L’autre menace, c’est par rapport à la grande distribution. Nous devons faire passer les augmentations, notamment dans le lait et la viande. Mais il faut parallèlement que le consommateur accepte de payer plus. S’il continue à acheter promo ou 1er prix, ça ne marchera pas.

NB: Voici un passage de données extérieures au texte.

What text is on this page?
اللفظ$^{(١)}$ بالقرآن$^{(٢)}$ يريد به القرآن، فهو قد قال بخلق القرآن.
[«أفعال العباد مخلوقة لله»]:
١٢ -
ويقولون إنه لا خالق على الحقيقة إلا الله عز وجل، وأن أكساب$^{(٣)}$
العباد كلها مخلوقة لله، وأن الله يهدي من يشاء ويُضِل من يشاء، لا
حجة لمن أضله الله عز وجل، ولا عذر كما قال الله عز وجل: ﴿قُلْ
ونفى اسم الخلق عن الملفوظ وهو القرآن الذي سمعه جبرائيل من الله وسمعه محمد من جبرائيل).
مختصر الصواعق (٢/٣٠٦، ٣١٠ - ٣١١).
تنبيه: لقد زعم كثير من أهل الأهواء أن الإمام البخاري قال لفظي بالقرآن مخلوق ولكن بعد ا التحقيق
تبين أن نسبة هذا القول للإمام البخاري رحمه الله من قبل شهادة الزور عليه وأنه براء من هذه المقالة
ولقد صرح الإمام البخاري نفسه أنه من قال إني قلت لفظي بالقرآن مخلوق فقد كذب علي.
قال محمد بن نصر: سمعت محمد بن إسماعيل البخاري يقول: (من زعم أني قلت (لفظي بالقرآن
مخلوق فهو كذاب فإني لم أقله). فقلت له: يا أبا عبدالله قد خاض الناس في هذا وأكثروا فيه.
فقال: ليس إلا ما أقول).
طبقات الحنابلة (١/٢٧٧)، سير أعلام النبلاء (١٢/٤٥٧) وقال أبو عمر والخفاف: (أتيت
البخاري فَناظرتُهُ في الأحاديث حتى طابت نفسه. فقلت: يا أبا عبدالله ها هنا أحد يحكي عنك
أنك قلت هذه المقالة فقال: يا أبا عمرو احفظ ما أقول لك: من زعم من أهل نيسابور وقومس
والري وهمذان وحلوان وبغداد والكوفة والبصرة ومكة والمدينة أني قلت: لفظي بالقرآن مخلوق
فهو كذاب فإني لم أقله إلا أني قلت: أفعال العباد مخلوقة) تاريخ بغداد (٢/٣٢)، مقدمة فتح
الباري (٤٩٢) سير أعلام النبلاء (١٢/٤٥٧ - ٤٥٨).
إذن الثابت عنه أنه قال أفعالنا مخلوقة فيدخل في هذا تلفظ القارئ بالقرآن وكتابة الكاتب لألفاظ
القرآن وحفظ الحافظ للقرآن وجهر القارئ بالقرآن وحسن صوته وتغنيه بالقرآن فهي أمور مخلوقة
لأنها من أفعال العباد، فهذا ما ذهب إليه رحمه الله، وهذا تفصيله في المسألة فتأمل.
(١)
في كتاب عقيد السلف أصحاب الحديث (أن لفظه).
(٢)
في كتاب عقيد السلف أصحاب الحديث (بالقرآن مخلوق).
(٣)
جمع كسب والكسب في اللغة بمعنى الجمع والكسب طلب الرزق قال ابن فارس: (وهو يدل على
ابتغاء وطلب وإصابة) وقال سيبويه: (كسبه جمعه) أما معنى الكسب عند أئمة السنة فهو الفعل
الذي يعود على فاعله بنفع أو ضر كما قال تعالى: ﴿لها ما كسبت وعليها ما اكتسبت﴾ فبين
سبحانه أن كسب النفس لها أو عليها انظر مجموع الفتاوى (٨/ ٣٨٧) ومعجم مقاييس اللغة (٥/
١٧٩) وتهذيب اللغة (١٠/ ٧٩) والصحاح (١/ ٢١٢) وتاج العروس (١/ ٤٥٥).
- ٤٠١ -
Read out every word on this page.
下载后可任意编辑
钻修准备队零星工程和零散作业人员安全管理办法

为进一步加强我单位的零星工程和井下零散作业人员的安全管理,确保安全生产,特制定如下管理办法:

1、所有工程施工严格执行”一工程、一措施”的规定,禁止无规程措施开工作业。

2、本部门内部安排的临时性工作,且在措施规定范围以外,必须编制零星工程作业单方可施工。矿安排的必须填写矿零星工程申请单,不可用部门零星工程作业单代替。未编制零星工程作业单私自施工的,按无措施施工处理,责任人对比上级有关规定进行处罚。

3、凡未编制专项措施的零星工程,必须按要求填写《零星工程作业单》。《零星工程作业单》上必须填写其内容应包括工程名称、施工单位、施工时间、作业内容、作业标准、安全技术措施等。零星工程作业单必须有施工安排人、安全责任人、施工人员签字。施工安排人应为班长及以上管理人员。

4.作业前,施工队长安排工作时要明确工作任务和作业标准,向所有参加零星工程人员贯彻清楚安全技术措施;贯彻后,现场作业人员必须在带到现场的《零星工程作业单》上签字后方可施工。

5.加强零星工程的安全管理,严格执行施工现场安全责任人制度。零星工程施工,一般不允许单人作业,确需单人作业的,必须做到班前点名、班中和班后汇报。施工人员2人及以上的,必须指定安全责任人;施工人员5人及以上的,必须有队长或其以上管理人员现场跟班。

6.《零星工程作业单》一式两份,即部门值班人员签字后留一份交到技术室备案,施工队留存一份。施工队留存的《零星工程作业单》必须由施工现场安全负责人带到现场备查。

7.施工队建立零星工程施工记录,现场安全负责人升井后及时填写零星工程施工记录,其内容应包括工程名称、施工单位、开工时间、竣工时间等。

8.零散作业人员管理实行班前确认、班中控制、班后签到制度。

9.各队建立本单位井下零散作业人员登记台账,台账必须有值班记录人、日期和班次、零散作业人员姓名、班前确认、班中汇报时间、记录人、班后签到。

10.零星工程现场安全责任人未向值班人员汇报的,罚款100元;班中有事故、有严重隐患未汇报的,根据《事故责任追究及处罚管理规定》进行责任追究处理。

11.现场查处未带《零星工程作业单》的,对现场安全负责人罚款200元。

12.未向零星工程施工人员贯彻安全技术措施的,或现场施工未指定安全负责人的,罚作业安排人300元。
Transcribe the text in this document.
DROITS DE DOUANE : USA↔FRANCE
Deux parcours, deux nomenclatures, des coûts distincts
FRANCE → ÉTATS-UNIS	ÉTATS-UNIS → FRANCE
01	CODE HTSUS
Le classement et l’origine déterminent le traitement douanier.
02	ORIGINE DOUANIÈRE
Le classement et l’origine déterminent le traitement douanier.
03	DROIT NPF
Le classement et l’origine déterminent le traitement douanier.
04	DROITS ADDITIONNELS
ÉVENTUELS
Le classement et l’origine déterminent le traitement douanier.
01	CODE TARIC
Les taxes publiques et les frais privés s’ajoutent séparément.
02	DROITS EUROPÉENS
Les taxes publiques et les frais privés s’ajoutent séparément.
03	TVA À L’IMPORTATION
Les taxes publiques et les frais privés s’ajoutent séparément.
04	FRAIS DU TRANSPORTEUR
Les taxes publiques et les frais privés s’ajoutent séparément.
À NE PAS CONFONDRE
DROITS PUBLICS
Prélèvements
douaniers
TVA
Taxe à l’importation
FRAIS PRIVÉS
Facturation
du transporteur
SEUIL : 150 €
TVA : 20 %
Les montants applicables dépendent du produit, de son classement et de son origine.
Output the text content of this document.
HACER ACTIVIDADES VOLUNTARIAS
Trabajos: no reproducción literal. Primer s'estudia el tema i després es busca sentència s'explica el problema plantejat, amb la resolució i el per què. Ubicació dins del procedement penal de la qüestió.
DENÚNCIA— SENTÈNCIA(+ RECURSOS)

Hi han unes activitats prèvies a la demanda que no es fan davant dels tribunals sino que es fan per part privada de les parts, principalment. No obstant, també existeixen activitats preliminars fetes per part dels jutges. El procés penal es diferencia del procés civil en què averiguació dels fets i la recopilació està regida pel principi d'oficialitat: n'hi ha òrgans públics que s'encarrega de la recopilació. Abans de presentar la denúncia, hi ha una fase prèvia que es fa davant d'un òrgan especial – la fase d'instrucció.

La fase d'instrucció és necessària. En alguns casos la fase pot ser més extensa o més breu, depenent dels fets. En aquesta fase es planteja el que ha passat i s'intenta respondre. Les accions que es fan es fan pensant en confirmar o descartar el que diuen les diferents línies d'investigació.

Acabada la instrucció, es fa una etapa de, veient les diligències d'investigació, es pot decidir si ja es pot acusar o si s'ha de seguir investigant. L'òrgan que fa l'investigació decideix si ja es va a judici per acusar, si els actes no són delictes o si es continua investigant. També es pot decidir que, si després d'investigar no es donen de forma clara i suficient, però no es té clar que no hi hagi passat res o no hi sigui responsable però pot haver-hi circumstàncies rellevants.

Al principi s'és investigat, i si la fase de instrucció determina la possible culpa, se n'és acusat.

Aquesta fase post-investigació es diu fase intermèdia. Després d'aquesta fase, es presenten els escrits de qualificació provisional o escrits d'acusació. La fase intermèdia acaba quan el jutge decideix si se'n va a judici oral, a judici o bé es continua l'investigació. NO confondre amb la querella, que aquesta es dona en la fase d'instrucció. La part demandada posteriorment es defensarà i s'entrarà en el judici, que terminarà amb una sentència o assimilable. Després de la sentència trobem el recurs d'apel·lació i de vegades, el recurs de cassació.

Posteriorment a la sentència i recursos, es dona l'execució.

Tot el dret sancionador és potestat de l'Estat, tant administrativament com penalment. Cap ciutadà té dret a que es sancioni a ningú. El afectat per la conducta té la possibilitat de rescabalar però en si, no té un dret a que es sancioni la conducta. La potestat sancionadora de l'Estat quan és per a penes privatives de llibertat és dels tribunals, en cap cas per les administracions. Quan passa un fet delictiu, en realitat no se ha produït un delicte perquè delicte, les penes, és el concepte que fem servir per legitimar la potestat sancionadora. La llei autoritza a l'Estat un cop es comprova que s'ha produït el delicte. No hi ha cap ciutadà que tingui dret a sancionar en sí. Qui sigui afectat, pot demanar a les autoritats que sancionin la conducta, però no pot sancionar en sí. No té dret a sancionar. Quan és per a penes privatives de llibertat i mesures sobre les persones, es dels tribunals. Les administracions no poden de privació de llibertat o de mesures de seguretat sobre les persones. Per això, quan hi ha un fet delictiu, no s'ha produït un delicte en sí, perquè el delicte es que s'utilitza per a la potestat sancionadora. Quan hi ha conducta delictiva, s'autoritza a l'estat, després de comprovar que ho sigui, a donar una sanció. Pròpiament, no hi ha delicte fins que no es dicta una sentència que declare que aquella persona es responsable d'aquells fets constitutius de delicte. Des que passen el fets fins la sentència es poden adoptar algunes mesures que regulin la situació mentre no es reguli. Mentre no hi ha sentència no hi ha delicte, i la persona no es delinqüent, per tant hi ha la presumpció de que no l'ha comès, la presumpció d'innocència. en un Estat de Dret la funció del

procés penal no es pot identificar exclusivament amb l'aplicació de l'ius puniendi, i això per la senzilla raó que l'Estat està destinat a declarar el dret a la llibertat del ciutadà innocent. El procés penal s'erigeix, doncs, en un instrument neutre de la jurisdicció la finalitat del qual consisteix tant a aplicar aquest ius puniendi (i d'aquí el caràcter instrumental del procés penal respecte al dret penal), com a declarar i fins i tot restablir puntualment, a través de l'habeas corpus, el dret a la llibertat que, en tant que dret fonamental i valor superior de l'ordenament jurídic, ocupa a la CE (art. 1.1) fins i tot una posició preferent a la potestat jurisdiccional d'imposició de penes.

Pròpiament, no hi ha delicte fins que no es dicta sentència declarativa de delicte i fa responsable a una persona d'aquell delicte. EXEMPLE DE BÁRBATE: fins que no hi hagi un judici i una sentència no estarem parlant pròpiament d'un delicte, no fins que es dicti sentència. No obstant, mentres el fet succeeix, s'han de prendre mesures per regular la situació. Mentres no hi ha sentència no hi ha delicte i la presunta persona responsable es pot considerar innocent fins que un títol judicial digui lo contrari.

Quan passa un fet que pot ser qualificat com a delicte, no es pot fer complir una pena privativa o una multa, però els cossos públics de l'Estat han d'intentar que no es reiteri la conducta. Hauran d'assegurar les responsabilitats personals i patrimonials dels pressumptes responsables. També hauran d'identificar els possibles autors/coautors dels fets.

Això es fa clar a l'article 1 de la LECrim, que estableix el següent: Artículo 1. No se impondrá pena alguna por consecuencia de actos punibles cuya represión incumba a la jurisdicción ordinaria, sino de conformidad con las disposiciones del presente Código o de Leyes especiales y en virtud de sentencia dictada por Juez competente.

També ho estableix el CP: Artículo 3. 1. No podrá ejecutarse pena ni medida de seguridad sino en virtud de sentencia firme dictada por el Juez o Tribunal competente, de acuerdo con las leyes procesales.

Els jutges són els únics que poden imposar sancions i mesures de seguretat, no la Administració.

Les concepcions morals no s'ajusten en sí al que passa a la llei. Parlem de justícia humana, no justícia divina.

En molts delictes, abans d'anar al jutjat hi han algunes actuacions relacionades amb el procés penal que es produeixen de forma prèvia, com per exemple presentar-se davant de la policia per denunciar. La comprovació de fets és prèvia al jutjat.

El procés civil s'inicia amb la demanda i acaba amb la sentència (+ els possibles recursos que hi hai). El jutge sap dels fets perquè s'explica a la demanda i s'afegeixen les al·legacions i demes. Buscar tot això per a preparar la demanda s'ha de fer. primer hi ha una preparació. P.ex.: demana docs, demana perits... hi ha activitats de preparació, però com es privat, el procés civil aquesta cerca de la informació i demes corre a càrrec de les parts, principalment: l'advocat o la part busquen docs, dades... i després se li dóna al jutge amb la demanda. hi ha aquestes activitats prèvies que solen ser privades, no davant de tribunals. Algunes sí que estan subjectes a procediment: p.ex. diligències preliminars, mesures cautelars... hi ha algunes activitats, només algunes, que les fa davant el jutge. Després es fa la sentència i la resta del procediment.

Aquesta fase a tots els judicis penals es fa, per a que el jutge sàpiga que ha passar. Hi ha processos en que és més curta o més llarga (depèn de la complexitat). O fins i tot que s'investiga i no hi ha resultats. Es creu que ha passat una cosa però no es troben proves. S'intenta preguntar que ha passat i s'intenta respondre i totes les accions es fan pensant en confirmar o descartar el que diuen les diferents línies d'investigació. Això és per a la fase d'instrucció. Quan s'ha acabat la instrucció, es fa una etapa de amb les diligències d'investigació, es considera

Enfin, nous devons développer l’exportation. La France a atteint un plafond de consommation. Il faut donc se tourner vers les pays émergents, des pays éloignés. Pour s’y frotter, il faut se grouper”.

Nicole Gourmelon
Directeur général du Crédit Agricole Normandie. “Dans le cadre de notre projet de groupe, nous visons l’excellence dans 4 domaines : le logement, la santé - vieillissement, l’environnement et l’agriculture - agroalimentaire. Pour cela, nous disposons de 1 250 administrateurs, 2 000 collaborateurs dont 80 chargés de clientèle agricole et 21 chargés d’affaires entreprises. Nous sommes le partenaire financier de 8 agriculteurs sur 10. En 2012, nous avons réalisé 418 Me de crédits à l’agriculture, ce qui nous place au 2ème rang national. Nous avons 2,3 Mrde d’encours en agriculture mais nous ne sommes pas qu’une banque de crédit. Nous voulons nous inscrire dans une relation de réciprocité”.